Living up to its promise of bringing top-notch camera technologies to Windows Phones, Nokia (NYSE:NOK) introduced the Lumia 1020 to much fanfare Thursday. Coming on the heels of the recently launched Lumia 925 and 928, the 1020 is Nokia’s most ambitious Windows Phone till date with a jaw-dropping 41-megapixel camera – the same technology that Nokia had debuted with the Symbian-powered 808 PureView last year.
While the new Lumia may not look very different from the high-end Lumia 9xx series on the outside, it is packed with several camera features such as a six-lens Carl Zeiss optics, an ultra-large image sensor, optical image stabilization (OIS) that lets you take photos while moving as well as a very powerful Xenon flash. Although Nokia’s stock did not move much on the announcement which was expected given that the smartphone had been heavily leaked and rumored prior to the launch, it is without a doubt a very important milestone for the Finns who have been looking to differentiate their phones from rivals with high-end camera technology and other hardware features. At a time when there seems to be a serious lack of meaningful differentiation among smartphones, the Lumia 1020 does offer a compelling picture-taking experience. However, whether this is the innovation that the market has been waiting for, is a tough question to answer.
Is 1020 Only A Marketing Stunt?
Along with hardware, Nokia has innovated on the software side, bringing new features such as the Nokia Pro Camera and Smart Camera modes to its Lumia line. With these features, Nokia is counting on there being enough number of high-end users that want to take better high-quality photos with their smartphones. In doing so, it is looking to mask the app disadvantage that the Windows Phone ecosystem currently has by spawning a new generation of camera hybrids. At a time when consumers are increasingly taking to mobile devices for their photo consumption needs (amply exemplified by the Instagram phenomenon), Nokia’s wager may just work out. But, for that to happen, it needs to get the 1020 into as many hands as possible.

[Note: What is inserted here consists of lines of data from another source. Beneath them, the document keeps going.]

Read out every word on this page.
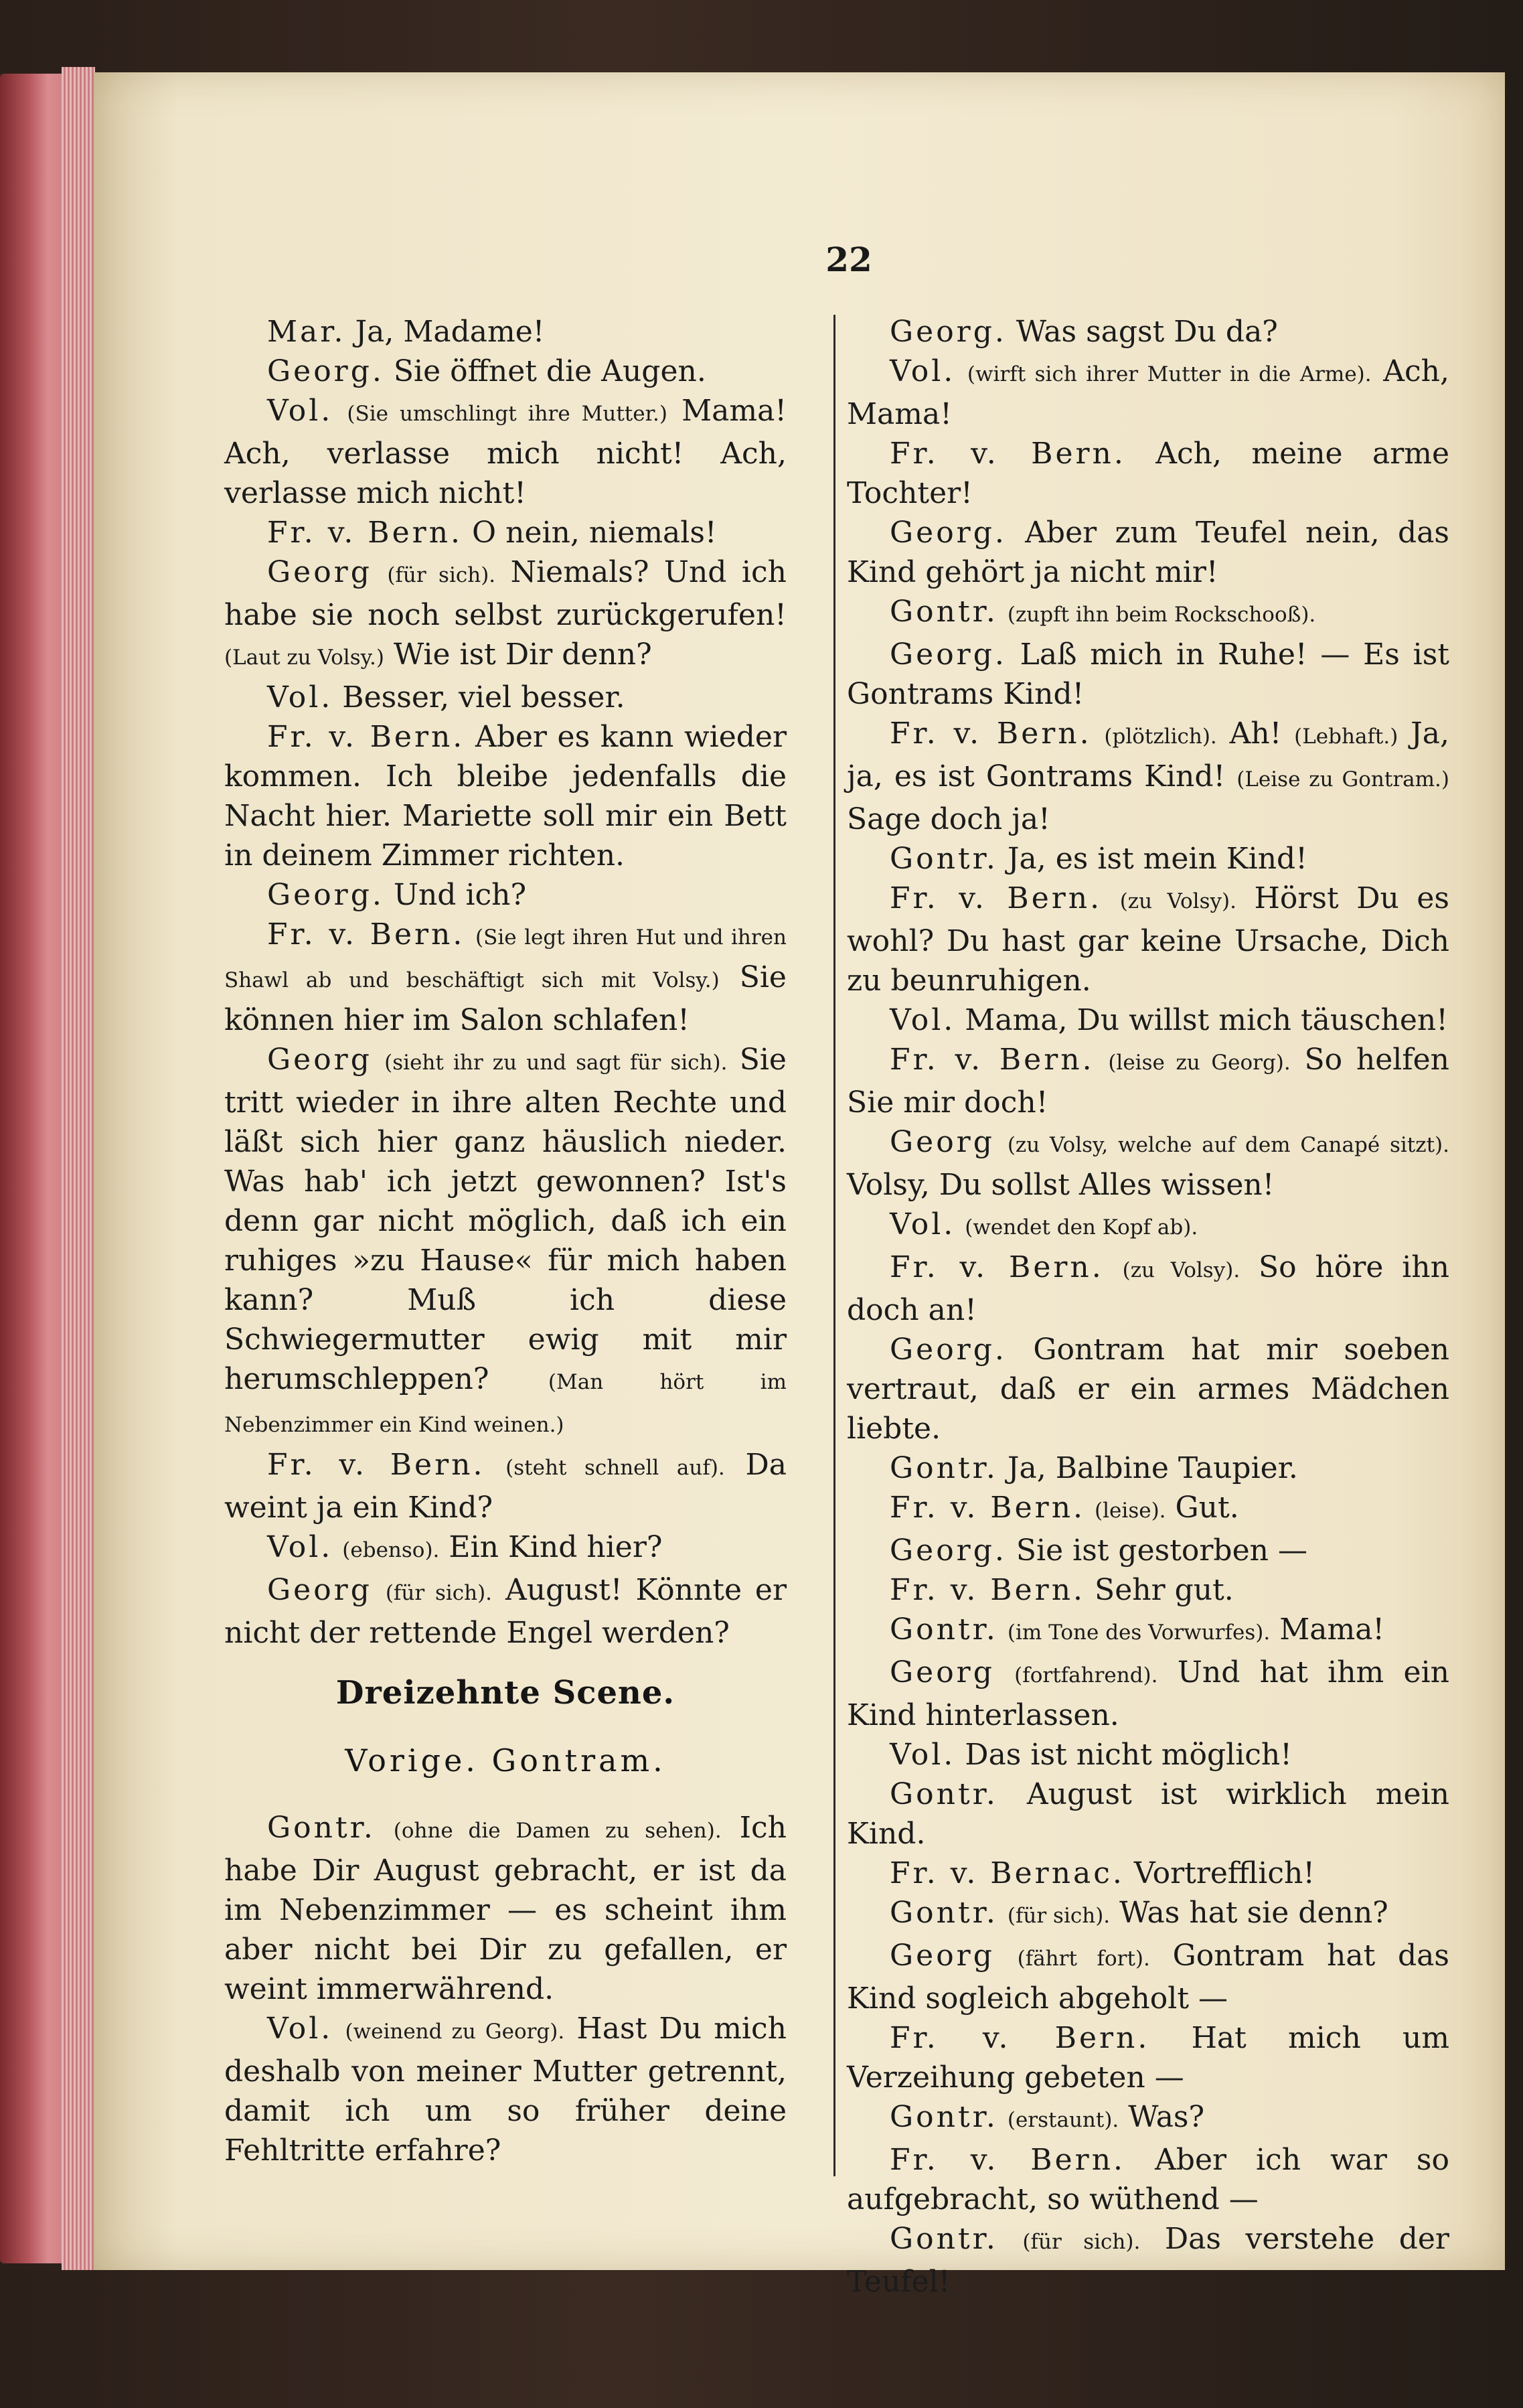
22

Mar. Ja, Madame!

Georg. Sie öffnet die Augen.

Vol. (Sie umschlingt ihre Mutter.) Mama! Ach, verlasse mich nicht! Ach, verlasse mich nicht!

Fr. v. Bern. O nein, niemals!

Georg (für sich). Niemals? Und ich habe sie noch selbst zurückgerufen! (Laut zu Volsy.) Wie ist Dir denn?

Vol. Besser, viel besser.

Fr. v. Bern. Aber es kann wieder kommen. Ich bleibe jedenfalls die Nacht hier. Mariette soll mir ein Bett in deinem Zimmer richten.

Georg. Und ich?

Fr. v. Bern. (Sie legt ihren Hut und ihren Shawl ab und beschäftigt sich mit Volsy.) Sie können hier im Salon schlafen!

Georg (sieht ihr zu und sagt für sich). Sie tritt wieder in ihre alten Rechte und läßt sich hier ganz häuslich nieder. Was hab' ich jetzt gewonnen? Ist's denn gar nicht möglich, daß ich ein ruhiges »zu Hause« für mich haben kann? Muß ich diese Schwiegermutter ewig mit mir herumschleppen?	(Man hört im Nebenzimmer ein Kind weinen.)

Fr. v. Bern. (steht schnell auf). Da weint ja ein Kind?

Vol. (ebenso). Ein Kind hier?

Georg (für sich). August! Könnte er nicht der rettende Engel werden?

Dreizehnte Scene.
Vorige. Gontram.

Gontr. (ohne die Damen zu sehen). Ich habe Dir August gebracht, er ist da im Nebenzimmer — es scheint ihm aber nicht bei Dir zu gefallen, er weint immerwährend.

Vol. (weinend zu Georg). Hast Du mich deshalb von meiner Mutter getrennt, damit ich um so früher deine Fehltritte erfahre?

Georg. Was sagst Du da?

Vol. (wirft sich ihrer Mutter in die Arme). Ach, Mama!

Fr. v. Bern. Ach, meine arme Tochter!

Georg. Aber zum Teufel nein, das Kind gehört ja nicht mir!

Gontr. (zupft ihn beim Rockschooß).

Georg. Laß mich in Ruhe! — Es ist Gontrams Kind!

Fr. v. Bern. (plötzlich). Ah! (Lebhaft.) Ja, ja, es ist Gontrams Kind! (Leise zu Gontram.) Sage doch ja!

Gontr. Ja, es ist mein Kind!

Fr. v. Bern. (zu Volsy). Hörst Du es wohl? Du hast gar keine Ursache, Dich zu beunruhigen.

Vol. Mama, Du willst mich täuschen!

Fr. v. Bern. (leise zu Georg). So helfen Sie mir doch!

Georg (zu Volsy, welche auf dem Canapé sitzt). Volsy, Du sollst Alles wissen!

Vol. (wendet den Kopf ab).

Fr. v. Bern. (zu Volsy). So höre ihn doch an!

Georg. Gontram hat mir soeben vertraut, daß er ein armes Mädchen liebte.

Gontr. Ja, Balbine Taupier.

Fr. v. Bern. (leise). Gut.

Georg. Sie ist gestorben —

Fr. v. Bern. Sehr gut.

Gontr. (im Tone des Vorwurfes). Mama!

Georg (fortfahrend). Und hat ihm ein Kind hinterlassen.

Vol. Das ist nicht möglich!

Gontr. August ist wirklich mein Kind.

Fr. v. Bernac. Vortrefflich!

Gontr. (für sich). Was hat sie denn?

Georg (fährt fort). Gontram hat das Kind sogleich abgeholt —

Fr. v. Bern. Hat mich um Verzeihung gebeten —

Gontr. (erstaunt). Was?

Fr. v. Bern. Aber ich war so aufgebracht, so wüthend —

Gontr. (für sich). Das verstehe der Teufel!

However, Nokia is launching the latest Lumia though an exclusive agreement with AT&T in the U.S. This could hurt sales by limiting the addressable customer base, but the Lumia brand will also receive a boost from AT&T’s marketing spend. At the same time, Nokia is positioning the 1020 as an ultra high-end mobile device, pricing the base model at $299 – a cool $100 over the iPhone 5 (although it must be added that the 1020 has 32GB of memory in its basic version, double that of the iPhone). The pricing strategy shows that Nokia is looking to attract only a very niche set of consumers for a new camera technology that isn’t available on rival smartphones. True to its word, Nokia has now launched a Windows Phone at almost every price tier (except the very low-end) – even creating one that didn’t exist before. In more ways than one, Nokia is treading the same path as Samsung, flooding the market with smartphones and getting more marketing dollars behind the products.
All the attention that Nokia is grabbing with its head-turning 41-megapixel camera may not translate into hard numbers for the expensive 1020, considering the hold that Android and the iOS have on the market. But the halo effect that such an innovative product will have on the cheaper Lumias may be Nokia’s end game here.